As soon as things go sideways, God makes it clear that He has a plan to put everything back in order. It won’t come through a bolt of lightning, a reset of humanity, or a divine re-ordering of creation, it will come through this unnamed “He.” Who is this He that will crush the head of Satan, putting death to death once and for all?
“This was all a part of God’s plan.” I believe this is one of the most well-intended but totally unhelpful notions offered up to the grieving, especially those with invisible grief. Many don’t realize what they’re actually saying when these words come rolling off the tongue. We don’t stop to consider that brokenness was never God’s desire.

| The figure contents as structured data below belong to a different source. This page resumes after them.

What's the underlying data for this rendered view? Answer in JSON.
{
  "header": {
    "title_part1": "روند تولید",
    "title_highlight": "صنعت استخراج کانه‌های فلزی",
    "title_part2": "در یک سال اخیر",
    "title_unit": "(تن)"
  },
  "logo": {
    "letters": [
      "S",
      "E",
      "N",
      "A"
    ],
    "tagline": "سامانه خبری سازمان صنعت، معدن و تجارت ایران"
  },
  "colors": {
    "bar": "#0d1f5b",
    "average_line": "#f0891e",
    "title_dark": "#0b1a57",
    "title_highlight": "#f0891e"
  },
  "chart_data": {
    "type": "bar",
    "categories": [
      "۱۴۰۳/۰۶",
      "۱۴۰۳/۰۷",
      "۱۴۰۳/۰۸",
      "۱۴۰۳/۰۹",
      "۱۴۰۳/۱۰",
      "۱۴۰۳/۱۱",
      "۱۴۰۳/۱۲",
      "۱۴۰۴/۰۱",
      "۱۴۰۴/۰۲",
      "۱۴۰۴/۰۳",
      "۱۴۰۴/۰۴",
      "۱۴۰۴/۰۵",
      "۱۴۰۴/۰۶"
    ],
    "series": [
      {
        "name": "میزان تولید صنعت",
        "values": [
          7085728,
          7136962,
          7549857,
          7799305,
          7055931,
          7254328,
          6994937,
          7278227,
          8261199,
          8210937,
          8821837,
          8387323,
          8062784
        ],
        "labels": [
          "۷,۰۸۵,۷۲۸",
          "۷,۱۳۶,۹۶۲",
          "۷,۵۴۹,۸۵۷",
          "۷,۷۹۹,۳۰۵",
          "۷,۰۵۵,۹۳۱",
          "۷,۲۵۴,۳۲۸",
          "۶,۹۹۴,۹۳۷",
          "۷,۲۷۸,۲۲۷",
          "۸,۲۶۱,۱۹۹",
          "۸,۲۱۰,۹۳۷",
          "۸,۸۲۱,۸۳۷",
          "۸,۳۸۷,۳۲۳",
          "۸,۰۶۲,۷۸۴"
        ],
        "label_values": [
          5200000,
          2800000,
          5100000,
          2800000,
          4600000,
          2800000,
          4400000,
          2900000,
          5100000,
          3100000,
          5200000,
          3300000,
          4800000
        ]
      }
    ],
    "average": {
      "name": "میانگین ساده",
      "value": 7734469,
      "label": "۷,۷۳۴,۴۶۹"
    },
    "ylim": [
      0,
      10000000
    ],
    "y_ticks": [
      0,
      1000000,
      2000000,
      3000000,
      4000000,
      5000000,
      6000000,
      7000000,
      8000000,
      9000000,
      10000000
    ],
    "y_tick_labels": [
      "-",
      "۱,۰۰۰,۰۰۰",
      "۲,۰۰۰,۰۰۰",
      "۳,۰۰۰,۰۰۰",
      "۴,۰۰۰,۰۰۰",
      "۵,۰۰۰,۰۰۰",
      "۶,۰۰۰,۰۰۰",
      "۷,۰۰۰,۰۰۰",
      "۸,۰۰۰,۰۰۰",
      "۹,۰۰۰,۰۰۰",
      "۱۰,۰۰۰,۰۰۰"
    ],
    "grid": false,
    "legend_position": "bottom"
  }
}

That when God created in Genesis 1, He actually said it was “good.” If God needs to bring about bad, in order to accomplish good, there are fundamental issues with the perfect character of God, not to mention our ability to trust Him. So, do we have a cruel God who is bringing pain and grief in order to accomplish His plans, or could it be that we have a broken and cruel world that has gone completely sideways?

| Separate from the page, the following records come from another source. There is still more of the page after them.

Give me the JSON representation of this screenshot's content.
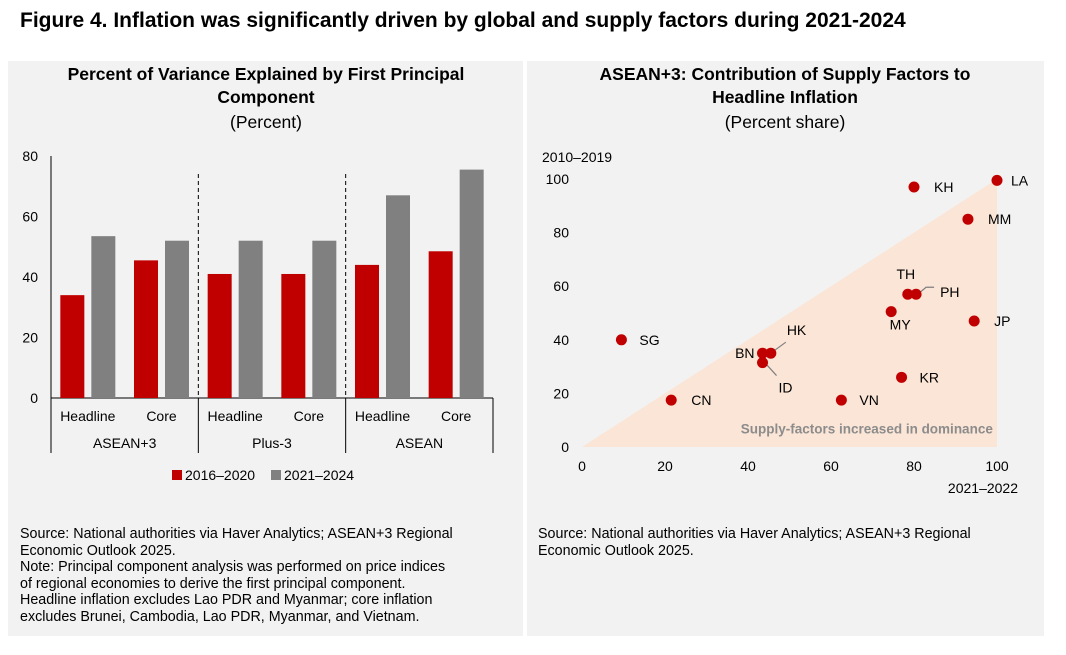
{
  "figure_title": "Figure 4. Inflation was significantly driven by global and supply factors during 2021-2024",
  "left": {
    "title_line1": "Percent of Variance Explained by First Principal",
    "title_line2": "Component",
    "subtitle": "(Percent)",
    "source_line1": "Source: National authorities via Haver Analytics; ASEAN+3 Regional",
    "source_line2": "Economic Outlook 2025.",
    "note_line1": "Note: Principal component analysis was performed on price indices",
    "note_line2": "of regional economies to derive the first principal component.",
    "note_line3": "Headline inflation excludes Lao PDR and Myanmar; core inflation",
    "note_line4": "excludes Brunei, Cambodia, Lao PDR, Myanmar, and Vietnam."
  },
  "right": {
    "title_line1": "ASEAN+3: Contribution of Supply Factors to",
    "title_line2": "Headline Inflation",
    "subtitle": "(Percent share)",
    "source_line1": "Source: National authorities via Haver Analytics; ASEAN+3 Regional",
    "source_line2": "Economic Outlook 2025."
  },
  "chart_data": [
    {
      "type": "bar",
      "title": "Percent of Variance Explained by First Principal Component",
      "ylabel": "(Percent)",
      "ylim": [
        0,
        80
      ],
      "yticks": [
        0,
        20,
        40,
        60,
        80
      ],
      "groups": [
        "ASEAN+3",
        "Plus-3",
        "ASEAN"
      ],
      "categories": [
        "Headline",
        "Core",
        "Headline",
        "Core",
        "Headline",
        "Core"
      ],
      "series": [
        {
          "name": "2016–2020",
          "color": "#c00000",
          "values": [
            34,
            45.5,
            41,
            41,
            44,
            48.5
          ]
        },
        {
          "name": "2021–2024",
          "color": "#808080",
          "values": [
            53.5,
            52,
            52,
            52,
            67,
            75.5
          ]
        }
      ],
      "legend": "bottom"
    },
    {
      "type": "scatter",
      "title": "ASEAN+3: Contribution of Supply Factors to Headline Inflation",
      "subtitle": "(Percent share)",
      "xlabel": "2021–2022",
      "ylabel": "2010–2019",
      "xlim": [
        0,
        100
      ],
      "ylim": [
        0,
        100
      ],
      "xticks": [
        0,
        20,
        40,
        60,
        80,
        100
      ],
      "yticks": [
        0,
        20,
        40,
        60,
        80,
        100
      ],
      "color": "#c00000",
      "shaded_region_label": "Supply-factors increased in dominance",
      "shaded_color": "#fbe5d6",
      "points": [
        {
          "label": "LA",
          "x": 100,
          "y": 99.5
        },
        {
          "label": "KH",
          "x": 80,
          "y": 97
        },
        {
          "label": "MM",
          "x": 93,
          "y": 85
        },
        {
          "label": "TH",
          "x": 78.5,
          "y": 57
        },
        {
          "label": "PH",
          "x": 80.5,
          "y": 57
        },
        {
          "label": "MY",
          "x": 74.5,
          "y": 50.5
        },
        {
          "label": "JP",
          "x": 94.5,
          "y": 47
        },
        {
          "label": "SG",
          "x": 9.5,
          "y": 40
        },
        {
          "label": "HK",
          "x": 45.5,
          "y": 35
        },
        {
          "label": "BN",
          "x": 43.5,
          "y": 35
        },
        {
          "label": "ID",
          "x": 43.5,
          "y": 31.5
        },
        {
          "label": "KR",
          "x": 77,
          "y": 26
        },
        {
          "label": "CN",
          "x": 21.5,
          "y": 17.5
        },
        {
          "label": "VN",
          "x": 62.5,
          "y": 17.5
        }
      ]
    }
  ]
}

The answer to the question above will dramatically shape the way we live with, and think about, both our relationship with God and our grief. Stay with me for a minute while we go back to the beginning in Genesis 1, God creates everything and He declares without hesitation that it is good. What we see, at least for a span of time, is creation living in perfect harmony, exactly as intended. No violence, no pain, no offense, absolutely no brokenness whatsoever. God walking with humanity and humanity walking with God, as the creator intended (Gen. 3:8). All is well, and then the serpent appears. As we talked about briefly before, Satan in the form of the serpent, is able to plant a seed of doubt in Eve’s mind. “Did God actually say?” (Gen. 3:1). As Eve processes, Satan offers his own conclusion: “You will not die. For God knows that when you eat of [the tree] your eyes will be opened and you will be like God, knowing good and evil” (Gen. 3:4-5). As Adam and Eve both eat of the fruit, everything changes. “Then the eyes of both were opened, and they knew they were naked” (Gen. 3:7). What once was perfect and good is no more. A life for humanity in perfect communion with God, full of ease and endless joy, now marred by sin that brings pain, sorrow, and doubts into the equation.
The effects were immediate and widespread.

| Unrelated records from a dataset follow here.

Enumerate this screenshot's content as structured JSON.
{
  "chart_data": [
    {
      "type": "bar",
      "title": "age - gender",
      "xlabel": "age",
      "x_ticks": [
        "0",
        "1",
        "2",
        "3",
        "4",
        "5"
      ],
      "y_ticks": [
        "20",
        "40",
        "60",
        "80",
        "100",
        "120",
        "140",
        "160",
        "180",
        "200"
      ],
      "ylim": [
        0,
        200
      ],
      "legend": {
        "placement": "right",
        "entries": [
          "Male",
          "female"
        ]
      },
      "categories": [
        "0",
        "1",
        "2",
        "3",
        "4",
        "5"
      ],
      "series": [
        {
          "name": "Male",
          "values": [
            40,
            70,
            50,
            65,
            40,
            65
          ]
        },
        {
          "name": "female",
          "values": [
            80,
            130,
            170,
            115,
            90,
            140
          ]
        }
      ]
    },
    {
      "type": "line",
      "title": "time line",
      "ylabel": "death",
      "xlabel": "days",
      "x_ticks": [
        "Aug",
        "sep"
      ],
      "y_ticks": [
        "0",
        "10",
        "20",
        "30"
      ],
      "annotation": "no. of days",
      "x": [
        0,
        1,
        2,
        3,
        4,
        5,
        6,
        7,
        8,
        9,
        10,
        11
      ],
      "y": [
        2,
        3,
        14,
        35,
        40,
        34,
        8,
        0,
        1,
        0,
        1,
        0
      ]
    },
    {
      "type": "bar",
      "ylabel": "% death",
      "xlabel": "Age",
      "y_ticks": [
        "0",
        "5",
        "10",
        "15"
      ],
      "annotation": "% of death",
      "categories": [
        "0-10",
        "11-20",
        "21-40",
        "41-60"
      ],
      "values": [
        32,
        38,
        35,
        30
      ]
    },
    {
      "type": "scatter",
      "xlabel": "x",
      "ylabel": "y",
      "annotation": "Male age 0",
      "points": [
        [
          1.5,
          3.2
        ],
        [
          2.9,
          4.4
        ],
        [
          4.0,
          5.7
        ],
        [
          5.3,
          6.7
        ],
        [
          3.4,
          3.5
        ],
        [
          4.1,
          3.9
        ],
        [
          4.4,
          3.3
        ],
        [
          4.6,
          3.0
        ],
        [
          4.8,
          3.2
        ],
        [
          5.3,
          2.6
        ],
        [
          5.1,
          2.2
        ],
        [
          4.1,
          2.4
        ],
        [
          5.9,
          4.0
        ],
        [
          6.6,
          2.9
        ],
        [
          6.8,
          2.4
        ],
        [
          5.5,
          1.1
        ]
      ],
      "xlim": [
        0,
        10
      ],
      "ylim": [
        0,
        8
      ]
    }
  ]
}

The Lord God said to the serpent, “Because you have done this, cursed are you above all livestock and above all beasts of the field; on your belly you shall go, and dust you shall eat all the days of your life. I will put enmity between you and the woman, and between your offspring and her offspring; he shall bruise your head, and you shall bruise his heel.”
To the woman he said, “I will surely multiply your pain in childbearing; in pain you shall bring forth children. Your desire shall be contrary to your husband, but he shall rule over you.”